I will not stop to recapitulate the advantages of this important resolution. After fifteen months, that is to say, after the senatus consultum of reunion, the decrees of your majesty press with all their weight upon England. She flattered herself to invade the commerce of the world, and her own commeree became a mere stock-jobbing affair, (agiotage) which could not be carried on but by means of twenty thousand licenses issued every year. Forced to obey the law of necessity, she thereby renounced her navigation act, the original foundation of her power. She aspired to the universal dominion of the seas, and navigation is interdicted to her vessels, repulsed from all the ports of the continent. She wished to enrich her funds with the tributes that Europe was to pay, and Europe has withdrawn itself, not only from her injurious pretensions, but likewise from the tributes which it paid to her industry. Her manufacturing cities have become deserted; distress has succeeded to a prosperity until then increasing; the alarming disappearance of specie, the absolute priva

tion of business, daily interrupt the publick tranquillity. Such, for England, are the results of her imprudent attempts. She thence learns, and she will every day learn more fully, that there is no safety for her but in a return to justice and to the principles of the law of nations, and that she will not be able to participate in the benefits of the neutrality of ports, unless she will suffer neutrals to profit of the neutrality of their flag. But until then, and as long as the British orders in council are not revoked, and the principles of the treaty of Utrecht, in relation to neutrals, put in force, the decrees of Berlin and Milan ought to subsist for the powers who suffer their flag to be denationalized. The ports of the continent ought to be opened neither to denationalized flags, nor to English merchandize.

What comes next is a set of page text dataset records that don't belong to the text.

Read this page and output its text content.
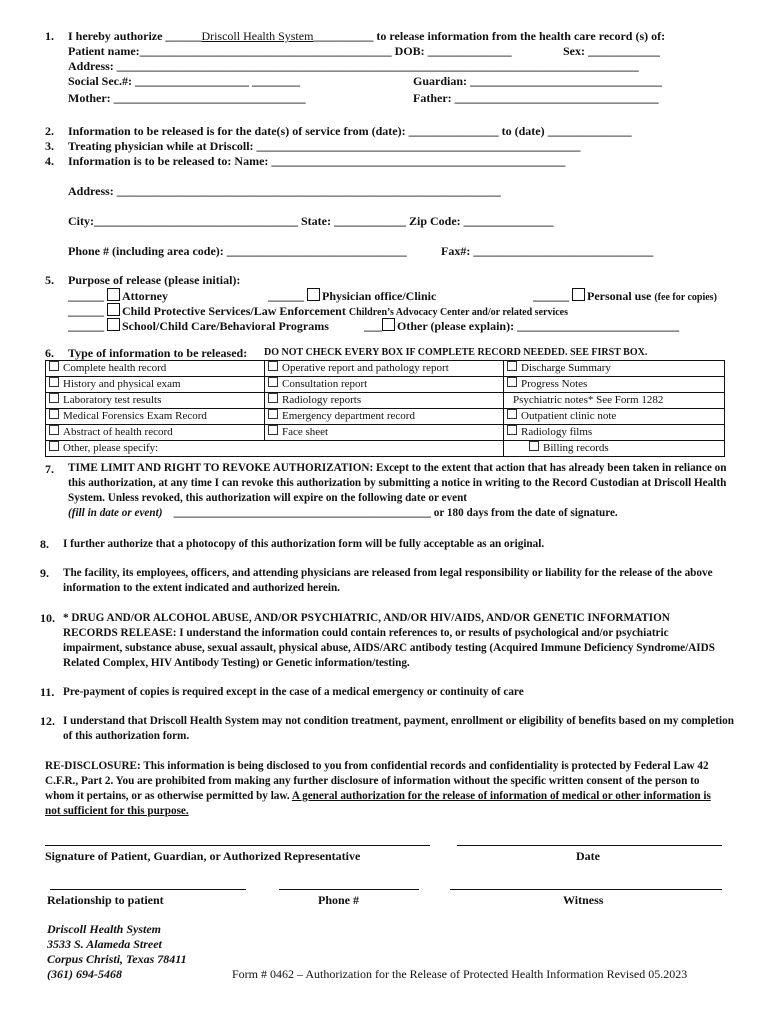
1. I hereby authorize ______Driscoll Health System__________ to release information from the health care record (s) of:
Patient name:__________________________________________ DOB: ______________	Sex: ____________
Address: _______________________________________________________________________________________
Social Sec.#: ___________________ ________	Guardian: ________________________________
Mother: ________________________________	Father: __________________________________
2. Information to be released is for the date(s) of service from (date): _______________ to (date) ______________
3. Treating physician while at Driscoll: ______________________________________________________
4. Information is to be released to: Name: _________________________________________________
Address: ________________________________________________________________
City:__________________________________ State: ____________ Zip Code: _______________
Phone # (including area code): ______________________________	Fax#: ______________________________
5. Purpose of release (please initial):
______ Attorney	______ Physician office/Clinic	______ Personal use (fee for copies)
______ Child Protective Services/Law Enforcement Children’s Advocacy Center and/or related services
______ School/Child Care/Behavioral Programs	___ Other (please explain): ___________________________
6. Type of information to be released: DO NOT CHECK EVERY BOX IF COMPLETE RECORD NEEDED. SEE FIRST BOX.
Complete health record	Operative report and pathology report	Discharge Summary
History and physical exam	Consultation report	Progress Notes
Laboratory test results	Radiology reports	Psychiatric notes* See Form 1282
Medical Forensics Exam Record	Emergency department record	Outpatient clinic note
Abstract of health record	Face sheet	Radiology films
Other, please specify:		Billing records
7. TIME LIMIT AND RIGHT TO REVOKE AUTHORIZATION: Except to the extent that action that has already been taken in reliance on this authorization, at any time I can revoke this authorization by submitting a notice in writing to the Record Custodian at Driscoll Health System. Unless revoked, this authorization will expire on the following date or event
(fill in date or event) ______________________________________________ or 180 days from the date of signature.
8. I further authorize that a photocopy of this authorization form will be fully acceptable as an original.
9. The facility, its employees, officers, and attending physicians are released from legal responsibility or liability for the release of the above information to the extent indicated and authorized herein.
10. * DRUG AND/OR ALCOHOL ABUSE, AND/OR PSYCHIATRIC, AND/OR HIV/AIDS, AND/OR GENETIC INFORMATION RECORDS RELEASE: I understand the information could contain references to, or results of psychological and/or psychiatric impairment, substance abuse, sexual assault, physical abuse, AIDS/ARC antibody testing (Acquired Immune Deficiency Syndrome/AIDS Related Complex, HIV Antibody Testing) or Genetic information/testing.
11. Pre-payment of copies is required except in the case of a medical emergency or continuity of care
12. I understand that Driscoll Health System may not condition treatment, payment, enrollment or eligibility of benefits based on my completion of this authorization form.
RE-DISCLOSURE: This information is being disclosed to you from confidential records and confidentiality is protected by Federal Law 42 C.F.R., Part 2. You are prohibited from making any further disclosure of information without the specific written consent of the person to whom it pertains, or as otherwise permitted by law. A general authorization for the release of information of medical or other information is not sufficient for this purpose.
Signature of Patient, Guardian, or Authorized Representative	Date
Relationship to patient	Phone #	Witness
Driscoll Health System
3533 S. Alameda Street
Corpus Christi, Texas 78411
(361) 694-5468	Form # 0462 – Authorization for the Release of Protected Health Information Revised 05.2023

It cannot be concealed, that to maintain, beyond the reach of attack, this great system, it is necessary that your majesty should employ the powerful means which belong to your empire, and find in your subjects that assistance which you have never asked in vain. All the disposable forces of France must be directed whithersoever the English flag, and flags denationalized, or convoyed by English vessels of war, may wish to enter. A particular army, exclusively charged with guarding our vast coasts, or maritime arsenals, and the triple row of fortresses which cover our frontiers, ought to answer to your majesty for the security of the territory confided to its valour and its fidelity; it will restore to their high destiny those brave men accustomed to fight and to conquer under the eyes of your majesty, for the defence of political rights, and the exterior security of the empire. Even the depots of corps will no longer be diverted from the useful destination of keeping up the numbers and the strength of your active armies. The forces of your majesty will be thus constantly maintained on the most formidable footing; and the French territory, protected by a permanent establishment, which is recommended by the interest, the policy, and dignity of the empire, will find itself in a situation which will make it more deserving of the title of inviolable and sacred.